I learned to swim one summer on the Greek island of Poros. Each of my parents had a teaching style that contributed to my eventual success, though I recognized this only in retrospect long afterwards.
My father was the first to try. He took me to a fisherman’s dock and we walked together to the end of the jetty.
“Jump!” He commanded.
“No!!” Even at not-yet-eight I could match my dad decibel for decibel.
“JUMP!!!” This time it was a bellow, and I jumped.
I sank to the bottom, bubbles escaping from my mouth and nose. Without any effort on my part, it seemed, I soon found myself coming back up. I yelled for help, but succeeded only in gulping down a mouthful of sea water. Before I knew it I was going back down, down, down. . .
and coming back up again. As I rose to the surface for the second time I flailed my arms blindly but, immediately and inexorably, it seemed, began to sink.
Yet again I was propelled upwards but began to feel myself helplessly sinking again even as I broke the surface. “Going down for the third time,” came a small, wordless warning. Somehow that quiet voice penetrated my consciousness even as my body had already succumbed to the inevitability of a watery fate: I stretched out my hand and grabbed the edge of the dock. Dad was waiting there as I pulled myself back up. “There! Was that so bad after all?”
I said nothing. It hadn’t been so bad. All I had had to do was to reach out and catch hold; but I certainly wasn’t going to admit that to Dad. I sulked outwardly to cover an inward self-satisfaction as I walked back with him, dripping dry, to Mum, Sally, and breakfast.
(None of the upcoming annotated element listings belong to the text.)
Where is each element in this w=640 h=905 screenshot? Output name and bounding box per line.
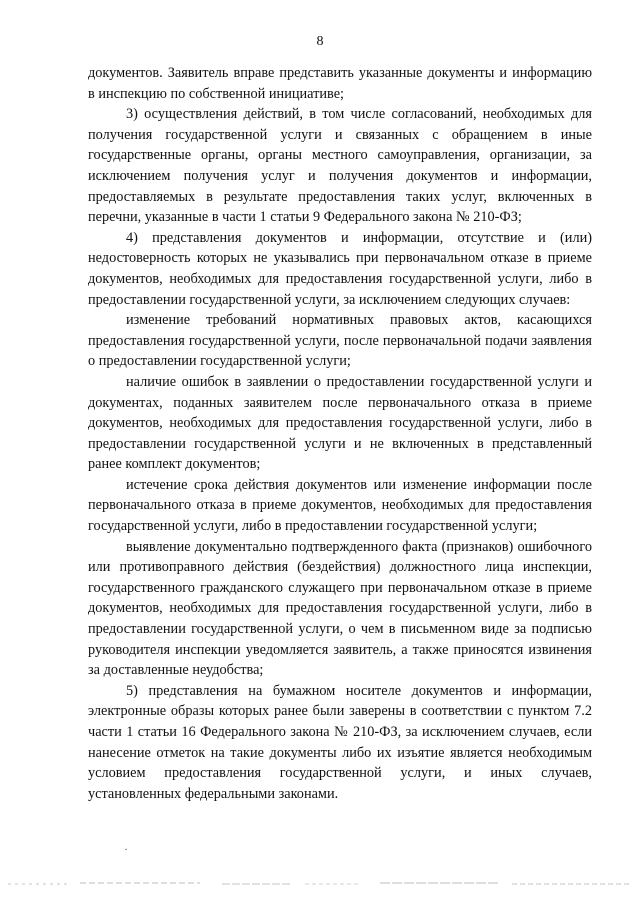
- document-body: [88, 63, 592, 804]
- paragraph-continuation: документов. Заявитель вправе представить указанные документы и информацию в инспекцию по собственной инициативе;: [88, 65, 592, 102]
- scan-edge-artifact: [0, 880, 640, 888]
- paragraph-item-5: 5) представления на бумажном носителе документов и информации, электронные образы которых ранее были заверены в соответствии с пунктом 7.2 части 1 статьи 16 Федерального закона № 210-ФЗ, за исключением случаев, если нанесение отметок на такие документы либо их изъятие является необходимым условием предоставления государственной услуги, и иных случаев, установленных федеральными законами.: [88, 682, 592, 802]
- paragraph-item-4: 4) представления документов и информации, отсутствие и (или) недостоверность которых не указывались при первоначальном отказе в приеме документов, необходимых для предоставления государственной услуги, либо в предоставлении государственной услуги, за исключением следующих случаев:: [88, 229, 592, 308]
- paragraph-case-erroneous-action: выявление документально подтвержденного факта (признаков) ошибочного или противоправного действия (бездействия) должностного лица инспекции, государственного гражданского служащего при первоначальном отказе в приеме документов, необходимых для предоставления государственной услуги, либо в предоставлении государственной услуги, о чем в письменном виде за подписью руководителя инспекции уведомляется заявитель, а также приносятся извинения за доставленные неудобства;: [88, 538, 592, 679]
- scan-speck: ·: [124, 842, 128, 856]
- page-number: 8: [316, 34, 324, 49]
- paragraph-item-3: 3) осуществления действий, в том числе согласований, необходимых для получения государственной услуги и связанных с обращением в иные государственные органы, органы местного самоуправления, организации, за исключением получения услуг и получения документов и информации, предоставляемых в результате предоставления таких услуг, включенных в перечни, указанные в части 1 статьи 9 Федерального закона № 210-ФЗ;: [88, 106, 592, 226]
- paragraph-case-requirements-change: изменение требований нормативных правовых актов, касающихся предоставления государственной услуги, после первоначальной подачи заявления о предоставлении государственной услуги;: [88, 312, 592, 370]
- paragraph-case-errors: наличие ошибок в заявлении о предоставлении государственной услуги и документах, поданных заявителем после первоначального отказа в приеме документов, необходимых для предоставления государственной услуги, либо в предоставлении государственной услуги и не включенных в представленный ранее комплект документов;: [88, 373, 592, 473]
- paragraph-case-expiration: истечение срока действия документов или изменение информации после первоначального отказа в приеме документов, необходимых для предоставления государственной услуги, либо в предоставлении государственной услуги;: [88, 476, 592, 535]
Back in the early Sixties there wasn’t an established tourist trade in the Greek islands. Poros was a sleepy little fishing community and I can’t recall meeting any other foreigners or holiday-makers while we were there. I remember only vaguely the sunny, sparsely furnished room we stayed in, upstairs from the taverna where we also ate some of our meals. But I remember well our own completely private cove, the one we set out for every morning after breakfast, as soon as Mum had packed towels, plastic buckets and spades and rubber rings for me and two-and-a-half year-old Sally, and sandwiches for lunch. The rocky coastline of the island must have been made up of dozens of these coves, and ours was a gently ebbing and flowing pool of water warmed by the morning sun, protected from the force of the waves by a semi-circle of black rocks, with a firm, sandy beach sloping down to the sea; perfect for children.
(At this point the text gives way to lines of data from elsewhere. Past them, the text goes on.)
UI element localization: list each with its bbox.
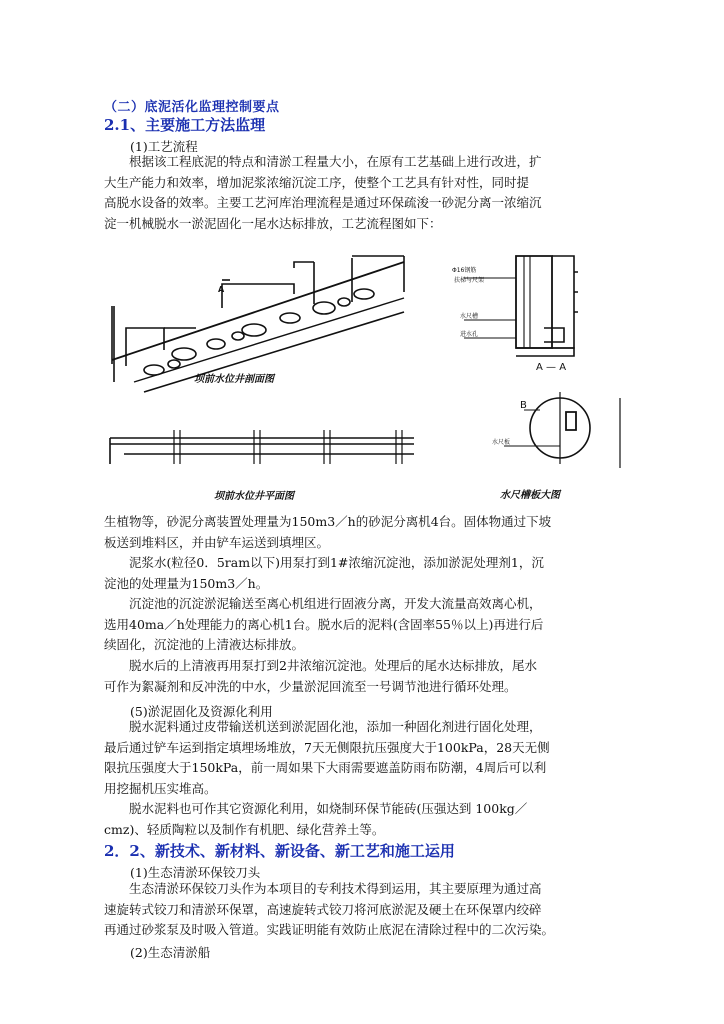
text-line: 生植物等，砂泥分离装置处理量为150m3／h的砂泥分离机4台。固体物通过下坡: [104, 514, 552, 529]
engineering-drawing: [104, 232, 624, 514]
paragraph-supernatant: [104, 656, 624, 697]
item-dredger: (2)生态清淤船: [130, 945, 211, 960]
text-line: 生态清淤环保铰刀头作为本项目的专利技术得到运用，其主要原理为通过高: [129, 881, 542, 896]
label-ruler-slot: 水尺槽: [460, 313, 479, 320]
text-line: 速旋转式铰刀和清淤环保罩，高速旋转式铰刀将河底淤泥及硬土在环保罩内绞碎: [104, 901, 542, 917]
section-heading-2-1: 2.1、主要施工方法监理: [104, 116, 266, 134]
paragraph-process-intro: [104, 152, 624, 235]
text-line: 大生产能力和效率，增加泥浆浓缩沉淀工序，使整个工艺具有针对性，同时提: [104, 174, 530, 190]
label-a: A: [218, 285, 225, 294]
text-line: 淀一机械脱水一淤泥固化一尾水达标排放，工艺流程图如下：: [104, 216, 442, 232]
text-line: 最后通过铲车运到指定填埋场堆放，7天无侧限抗压强度大于100kPa，28天无侧: [104, 739, 550, 755]
paragraph-slurry-pump: [104, 553, 624, 594]
text-line: 限抗压强度大于150kPa，前一周如果下大雨需要遮盖防雨布防潮，4周后可以利: [104, 760, 547, 776]
text-line: 脱水后的上清液再用泵打到2井浓缩沉淀池。处理后的尾水达标排放，尾水: [129, 658, 537, 673]
label-inlet-hole: 进水孔: [460, 331, 479, 338]
text-line: 选用40ma／h处理能力的离心机1台。脱水后的泥料(含固率55％以上)再进行后: [104, 616, 544, 632]
paragraph-solidification: [104, 717, 624, 800]
label-b: B: [520, 400, 527, 411]
paragraph-cutter-head: [104, 879, 624, 941]
text-line: 用挖掘机压实堆高。: [104, 781, 217, 797]
engineering-figure: [104, 232, 624, 514]
paragraph-centrifuge: [104, 594, 624, 656]
item-cutter-head: (1)生态清淤环保铰刀头: [130, 865, 261, 880]
text-line: 再通过砂浆泵及时吸入管道。实践证明能有效防止底泥在清除过程中的二次污染。: [104, 922, 555, 938]
text-line: 根据该工程底泥的特点和清淤工程量大小，在原有工艺基础上进行改进，扩: [129, 154, 542, 169]
text-line: 脱水泥料通过皮带输送机送到淤泥固化池，添加一种固化剂进行固化处理，: [129, 719, 542, 734]
text-line: 脱水泥料也可作其它资源化利用，如烧制环保节能砖(压强达到 100kg／: [129, 801, 528, 816]
text-line: 板送到堆料区，并由铲车运送到填埋区。: [104, 534, 330, 550]
item-process-flow: (1)工艺流程: [130, 139, 198, 154]
subheading-sludge-activation: （二）底泥活化监理控制要点: [104, 100, 280, 115]
text-line: 续固化，沉淀池的上清液达标排放。: [104, 637, 305, 653]
label-plan-title: 坝前水位井平面图: [214, 491, 294, 502]
label-rebar: Φ16钢筋: [452, 267, 477, 274]
label-water-ruler: 水尺板: [492, 439, 511, 446]
paragraph-sand-separator: [104, 512, 624, 553]
section-heading-2-2: 2．2、新技术、新材料、新设备、新工艺和施工运用: [104, 842, 455, 860]
text-line: 沉淀池的沉淀淤泥输送至离心机组进行固液分离，开发大流量高效离心机，: [129, 596, 542, 611]
text-line: 泥浆水(粒径0．5ram以下)用泵打到1#浓缩沉淀池，添加淤泥处理剂1，沉: [129, 555, 544, 570]
text-line: 高脱水设备的效率。主要工艺河库治理流程是通过环保疏浚一砂泥分离一浓缩沉: [104, 195, 542, 211]
paragraph-resource-use: [104, 799, 624, 840]
label-detail-title: 水尺槽板大图: [500, 490, 560, 501]
label-section-title: 坝前水位井剖面图: [194, 374, 274, 385]
text-line: 可作为絮凝剂和反冲洗的中水，少量淤泥回流至一号调节池进行循环处理。: [104, 678, 517, 694]
label-aa: A — A: [536, 362, 567, 373]
text-line: cmz)、轻质陶粒以及制作有机肥、绿化营养土等。: [104, 821, 385, 837]
text-line: 淀池的处理量为150m3／h。: [104, 575, 269, 591]
label-ladder: 扶梯与尺架: [454, 277, 485, 284]
item-solidification: (5)淤泥固化及资源化利用: [130, 704, 273, 719]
With one exception: the jellyfish. Our little bay was swarming with them, and Sally and I were adamant about not setting even one toe in the water if there was any chance whatsoever of coming in contact with their gelatinous, flesh-crawling coldness. So, good father that he was, Dad went down ahead of us, diving repeatedly into the water until he had collected every single last jellyfish from the cove and set them all out on the rocks to dry. When the water could be definitively declared jellyfish-free, Sally and I consented to set out for the beach and flanked by each of our parents, to venture gingerly into the gloriously warm, gently undulating Aegean Sea.
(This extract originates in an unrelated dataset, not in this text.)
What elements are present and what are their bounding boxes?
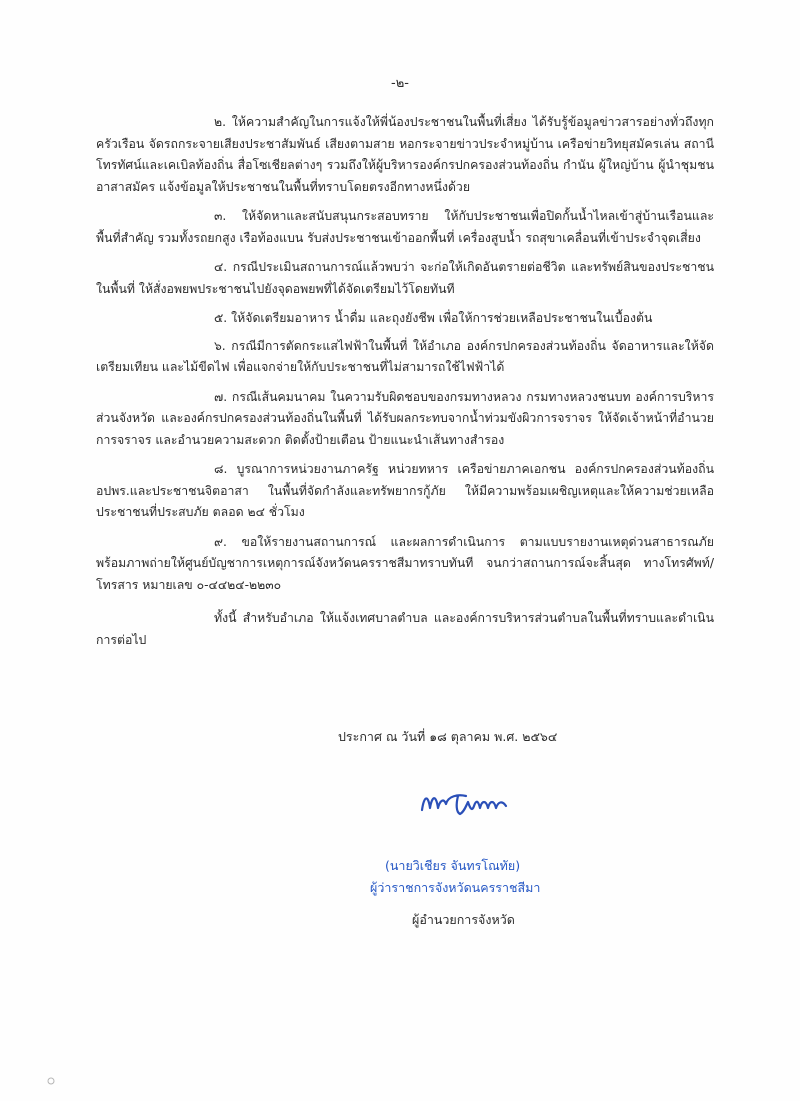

Mum’s approach to teaching me to swim was as gentle as the wavelets in the cove. We waded into the water together until she was waist-deep and I chest-deep, safely inside the inflated rubber ring. As I stood on tiptoe with the water lapping at my chin and my fingers grasping the edge of the ring, Mum quietly swam a few strokes away from me, breaststroke, head-above-water, as always. Then, standing no more than ten feet away, she reached out both arms and said quietly, “Come to me.” I hesitated, but not for long. I could almost reach out and touch her, I knew from the day before that the water itself would lift me up, and besides, I had the rubber ring. With hardly a second thought I took the leap of faith and flung myself toward her, arms frantically doggy-paddling, feet lifting off the sea floor almost of their own accord. Within seconds I was there. I had done it, and everyone was cheering.
It wasn’t hard to take the next step and discard the rubber ring; in fact it was easier to swim forward without it in the way. I was a swimmer now and no longer feared the sea. Looking back, I see that each of my parents’ approaches nicely complemented the other. If my father had tried shouting at me again, I would probably have dug in my heels, stuck out my lower lip, and stubbornly refused to move. But if I hadn’t learned the day before that the water would naturally buoy me up, I might not have dared entrust myself to the waves, no matter how gently my mother had urged me on. Still, my swimming prowess stopped somewhere in-between Mum’s cautious, head-above-water breast-stroke and Dad’s easy, confident crawl.